-Sí, humílleme; pero algún día, si Dios quiere, nos hemos de encontrar cara a cara.
Bah, no era el primer caso…, fanfarronadas de paisano.
Roberto era hombre de afrontar un peligro, y no hizo caso del consejo: “Mire, patroncito, que es mal bicho”.
Volvía del pueblo: dos leguas cortas.
La noche era obscura, agujereada de mil estrellas.
El caballo galopaba libremente, depositada la confianza del jinete en instinto seguro.
A treinta cuadras de las casas los cardos dejan un estrecho espacio; es el mes de noviembre y se alzan, rígidos, mirando al cielo con sus flores torturadas de espinas.
Algo se movió en el camino.
Abrióse el cardal y un bulto ágil saltó hacia el caballo, que, desesperadamente, trató de esquivarse con estrépito de cardos pisoteados.
Se debatió queriendo desasirse de la mano que, hacia atrás, le empujaba venciendo sus garrones; pero perdió apoyo en una zanja, arrastrando en su caída al jinete, que quedó aprisionado: una pierna apretada por su peso.
Palabras de injuria vibraron en el tropel producido por la lucha.
Roberto tiró al bulto, que retrocedió con una imprecación.
Había tocado: tenía ahora que ganar tiempo, salir de la posición en que se hallaba.
El caballo, libre un momento, se levantó, proyectando su jinete a distancia. Este quiso recobrar el equilibrio, pero fue tarde.
El bulto, que no había hecho sino retroceder, volvía a la carga con mayor impulso.
Recibió el golpe en pleno vientre.
Se supo muerto; un gesto de dolor le dobló como gusano partido por la pala, largó el revólver, asiendo de ambas manos la que le hundiera el hierro hasta la guarda y la retuvo para evitar un segundo encontronazo, ya aterrorizado, la cabeza vaga, sintiendo la muerte en el vientre.
Un chorro de sangre los bañaba, uniéndolos en su viscosidad roja.

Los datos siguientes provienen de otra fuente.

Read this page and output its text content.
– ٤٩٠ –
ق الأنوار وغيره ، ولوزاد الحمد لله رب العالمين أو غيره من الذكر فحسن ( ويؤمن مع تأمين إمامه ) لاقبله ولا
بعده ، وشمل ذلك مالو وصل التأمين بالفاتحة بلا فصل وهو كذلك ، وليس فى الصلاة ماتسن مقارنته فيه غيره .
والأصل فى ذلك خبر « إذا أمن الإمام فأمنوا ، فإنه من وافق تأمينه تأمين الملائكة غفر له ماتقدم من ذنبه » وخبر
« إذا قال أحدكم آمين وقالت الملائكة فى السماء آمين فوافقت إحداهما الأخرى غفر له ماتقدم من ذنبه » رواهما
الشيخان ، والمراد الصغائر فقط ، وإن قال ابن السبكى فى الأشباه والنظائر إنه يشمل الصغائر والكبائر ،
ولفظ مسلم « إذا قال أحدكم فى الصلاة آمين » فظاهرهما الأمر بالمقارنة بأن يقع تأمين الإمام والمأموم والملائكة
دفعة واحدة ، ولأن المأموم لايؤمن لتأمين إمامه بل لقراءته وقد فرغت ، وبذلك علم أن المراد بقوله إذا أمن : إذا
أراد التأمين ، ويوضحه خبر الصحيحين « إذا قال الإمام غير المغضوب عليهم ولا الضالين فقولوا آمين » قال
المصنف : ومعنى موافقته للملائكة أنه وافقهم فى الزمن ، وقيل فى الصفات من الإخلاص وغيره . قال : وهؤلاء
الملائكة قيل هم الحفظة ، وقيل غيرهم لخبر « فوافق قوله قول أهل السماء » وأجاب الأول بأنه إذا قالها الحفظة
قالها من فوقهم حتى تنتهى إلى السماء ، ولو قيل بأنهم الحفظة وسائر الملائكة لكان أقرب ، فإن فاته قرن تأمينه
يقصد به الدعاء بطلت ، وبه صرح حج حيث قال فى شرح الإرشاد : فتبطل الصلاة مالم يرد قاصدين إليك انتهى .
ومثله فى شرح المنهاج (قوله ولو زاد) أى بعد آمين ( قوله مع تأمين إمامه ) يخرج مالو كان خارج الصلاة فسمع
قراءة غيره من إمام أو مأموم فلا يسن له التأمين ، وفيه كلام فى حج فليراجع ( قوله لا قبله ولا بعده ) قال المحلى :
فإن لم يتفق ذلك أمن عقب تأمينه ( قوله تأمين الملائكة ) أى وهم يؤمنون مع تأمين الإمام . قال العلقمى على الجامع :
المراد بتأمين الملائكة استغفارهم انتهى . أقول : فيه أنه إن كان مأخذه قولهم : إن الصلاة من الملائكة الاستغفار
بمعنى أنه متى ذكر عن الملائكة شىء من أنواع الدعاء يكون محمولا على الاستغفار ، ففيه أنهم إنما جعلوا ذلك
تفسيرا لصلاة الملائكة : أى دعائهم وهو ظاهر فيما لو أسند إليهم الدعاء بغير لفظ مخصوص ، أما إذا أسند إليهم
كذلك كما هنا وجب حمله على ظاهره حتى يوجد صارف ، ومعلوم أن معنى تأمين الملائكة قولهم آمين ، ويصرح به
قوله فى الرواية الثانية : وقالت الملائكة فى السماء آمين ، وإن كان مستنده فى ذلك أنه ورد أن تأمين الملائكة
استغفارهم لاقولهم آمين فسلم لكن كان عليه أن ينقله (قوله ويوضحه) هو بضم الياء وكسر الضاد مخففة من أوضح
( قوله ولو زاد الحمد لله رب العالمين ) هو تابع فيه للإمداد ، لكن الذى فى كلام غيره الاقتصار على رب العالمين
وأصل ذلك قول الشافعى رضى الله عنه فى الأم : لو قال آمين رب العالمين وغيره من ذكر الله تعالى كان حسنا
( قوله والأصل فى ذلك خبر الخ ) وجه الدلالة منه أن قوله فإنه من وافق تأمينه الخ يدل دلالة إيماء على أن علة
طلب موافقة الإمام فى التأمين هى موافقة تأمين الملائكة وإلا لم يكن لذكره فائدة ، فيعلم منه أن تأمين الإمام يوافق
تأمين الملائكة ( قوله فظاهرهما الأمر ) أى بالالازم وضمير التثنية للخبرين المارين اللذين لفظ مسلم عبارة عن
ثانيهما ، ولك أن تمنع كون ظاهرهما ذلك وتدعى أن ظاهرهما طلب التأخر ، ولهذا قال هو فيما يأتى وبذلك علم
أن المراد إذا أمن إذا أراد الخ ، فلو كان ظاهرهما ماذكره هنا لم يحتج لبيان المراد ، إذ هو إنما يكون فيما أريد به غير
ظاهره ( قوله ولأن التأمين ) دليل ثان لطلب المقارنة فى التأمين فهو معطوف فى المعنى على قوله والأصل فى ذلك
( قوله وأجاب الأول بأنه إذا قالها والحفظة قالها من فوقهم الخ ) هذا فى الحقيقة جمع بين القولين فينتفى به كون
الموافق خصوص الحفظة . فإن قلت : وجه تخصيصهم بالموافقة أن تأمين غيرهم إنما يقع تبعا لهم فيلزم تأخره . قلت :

Hubo el ruido de dos respiraciones, entremezcladas en esfuerzo de angustiosa lucha.
El hierro ahondó la herida con el movimiento, despedazó la carne, abrió un boquete como cloaca que bañó de inmundo vómito cuatro manos crispadas sobre la misma empuñadura.
Y el cuerpo de Roberto tambaleó vacío de vida, cayó con un son fláccido, los ojos inmensos de terror, la boca abierta en aullido prolongado como un canto.
No humano, el vengador miró esos ojos sin vida y gruñó con voz que era estertor:
-Te la había jurao.
Y fue la dureza del hierro que choca entre los dientes, con ruido repetido y mate, la última convulsión desesperada hacia la vida, una explosión sorda y el sonido blando de una cabeza que cae sobre la tierra.
La sombra corrió hacia el cardal, luego volvió adherida a otra más grande.
El cadáver yacía, inerte, en actitud de descanso.
Sobre su vientre, el enorme desgarro de ropa y carne, mientras una mancha negruzca hacía, en torno a su cabeza, como una aureola de martirio.
Tembloroso, el caballo del matador olfateaba la tragedia; pero fue tranquilizado por las palabras sarcásticas:
-No se asuste, amigo, que ése ya no ofiende a naides.
Y el silencio, por breve tiempo roto, impuso su eternidad.
Un rebencazo sonó seco, y el matador, en brusca carrera, fue desapareciendo como diluido en la oscuridad.
Al poco quedaba un movimiento de sombra en la sombra; pronto, nada.
Y del golpe sobre el camino endurecido, un eco llegó sonoro.
Cuentos de muerte y de sangre. Ricardo Güiraldes, 1915.